One Senate Democrat who flipped his vote from 2009 told the press recently that last time around, 79 percent of the people who contacted his office on the issue were against gay marriage. This time, the 4,839 of 6,015 people who called or wrote were in favor. "In the end, that is my vote," Senator Joseph Addabo, Jr. said.

"For us to personalize it makes it resonate more than just poll numbers," said Kevin Nix, director of the Human Rights Campaign. New Yorkers United for Marriage, the umbrella group, sent hundreds of thousands of pieces of mail and made hundreds of thousands of robocalls. The Human Rights Campaign alone deployed 30 full-time organizers and spent more than $1 million in the state.

The contacts gay rights activists and allies made with undecided Senators were personal and oftentimes philosophical. They were also demonstration of how electorally charged the issue may prove to be in 2012.

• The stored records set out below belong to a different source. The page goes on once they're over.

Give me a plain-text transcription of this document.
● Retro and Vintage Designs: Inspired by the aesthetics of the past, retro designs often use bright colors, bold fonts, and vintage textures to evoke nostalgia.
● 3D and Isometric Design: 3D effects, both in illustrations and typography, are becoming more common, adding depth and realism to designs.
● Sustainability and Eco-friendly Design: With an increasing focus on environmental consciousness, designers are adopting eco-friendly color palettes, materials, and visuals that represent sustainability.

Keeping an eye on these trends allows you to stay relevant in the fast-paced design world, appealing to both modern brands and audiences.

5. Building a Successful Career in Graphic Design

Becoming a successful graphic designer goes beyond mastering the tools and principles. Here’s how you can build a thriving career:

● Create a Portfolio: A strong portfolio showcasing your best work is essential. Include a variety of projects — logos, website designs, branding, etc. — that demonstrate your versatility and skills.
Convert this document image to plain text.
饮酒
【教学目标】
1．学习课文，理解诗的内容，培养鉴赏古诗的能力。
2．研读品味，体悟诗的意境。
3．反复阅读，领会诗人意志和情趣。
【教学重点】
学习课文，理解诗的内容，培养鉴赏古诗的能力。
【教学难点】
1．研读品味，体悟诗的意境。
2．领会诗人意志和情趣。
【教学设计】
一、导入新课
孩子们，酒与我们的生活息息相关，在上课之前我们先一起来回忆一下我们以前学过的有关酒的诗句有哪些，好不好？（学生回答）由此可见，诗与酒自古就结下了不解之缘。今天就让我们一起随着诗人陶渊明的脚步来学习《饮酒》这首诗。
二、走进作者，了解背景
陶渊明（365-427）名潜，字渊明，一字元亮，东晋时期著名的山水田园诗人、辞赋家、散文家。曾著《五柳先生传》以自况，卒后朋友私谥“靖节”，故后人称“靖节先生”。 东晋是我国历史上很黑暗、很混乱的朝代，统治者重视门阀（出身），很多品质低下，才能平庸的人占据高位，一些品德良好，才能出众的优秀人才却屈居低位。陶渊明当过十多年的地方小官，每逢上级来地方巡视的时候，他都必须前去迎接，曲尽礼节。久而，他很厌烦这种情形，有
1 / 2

In the press conference to announce his support, Addabo cited the shifting poll numbers in his district. Both gay activists and those opposed to same-sex marriage have pledged to punish their opponents in the 2012 elections. Particularly ominous for the Republicans is the state Conservative Party Chairman Michael Long's pledge to withhold his endorsement of anyone who votes in favor of same-sex marriage rights.

Long has wobbled before on such pledges, but in New York, where small parties with big-sounding names wield outsized influence, the Conservative endorsement is oftentimes enough to send a Senate candidate over the top.

At least one Senate Republican, Roy McDonald, said that in the final assessment, he just decided not to listen to ultimatums from the Conservative Party and bombastic warnings from Roman Catholic Archbishop Timothy Dolan about the "ominous threat" of gay marriage.

“[F]uck it, I don't care what you think. I'm trying to do the right thing,” McDonald said when he announced his support for the bill earlier this June.

For those Republicans who weren’t so indifferent to the torrent of advocates from both sides attempting to sway their opinions, Cuomo had another ace up his sleeve: the support of the Gill Action Fund, which spent almost $1 million in last year's election defeating candidates who had opposed same-sex marriage last time around. That money, provided by Colorado multi-millionaire Tim Gill, demonstrated that any Conservative Party support would be matched by gay rights campaign dollars against them in the 2012 elections.

Much of this successful strategy was directed by Cuomo, whose popularity has not faded even after the announcement that his budget would cut 10,000 state jobs. Cuomo made same-sex marriage one of his top legislative priorities and the high poll numbers and groundswell of support from ordinary New Yorkers might have made little difference without his determination.

On Thursday, Cuomo and his staffers wrapped up negotiations with three Senate Republicans over one final knotty issue that had prevented a floor vote until then -- the question of how many exemptions should be granted to religious groups and individuals who oppose gay marriage.

With that deal made, Sen. Stephen Saland (R-Poughkeepsie) announced his support for the measure on Friday night during the floor debate. The mass of people gathered inside the iconic Stonewall Inn cheered Saland on, even as he dryly detailed the technicalities of the religious exemptions.

The Stonewall crowd was even more enthusiastic for the second last-minute convert to support gay marriage, Sen. Mark Grisanti (R-Buffalo), who gave the bill its fourth Republican backer.

"I cannot legally come up with an argument against same-sex marriage," Grisanti said during floor debate. "Who am I to say that someone does not have the same rights that I have with my wife, who I love, or to have the 1,300-plus rights that I share with her."

The people at Stonewall went wild. Grisanti had recognized the logic of the phrase "marriage equality": Marriage was simply a right, one that no legal gymnastics could take away.

And then, just before he announced that he would vote in the affirmative, he said: "I cannot deny a person, a human being, a taxpayer, a worker, the people of my district and across this state, the State of New York, and those people who make this the great state that it is the same rights that I have with my wife."

Then, at 11:55 p.m. on Friday night, Governor Cuomo signed the Marriage Equality Act into law.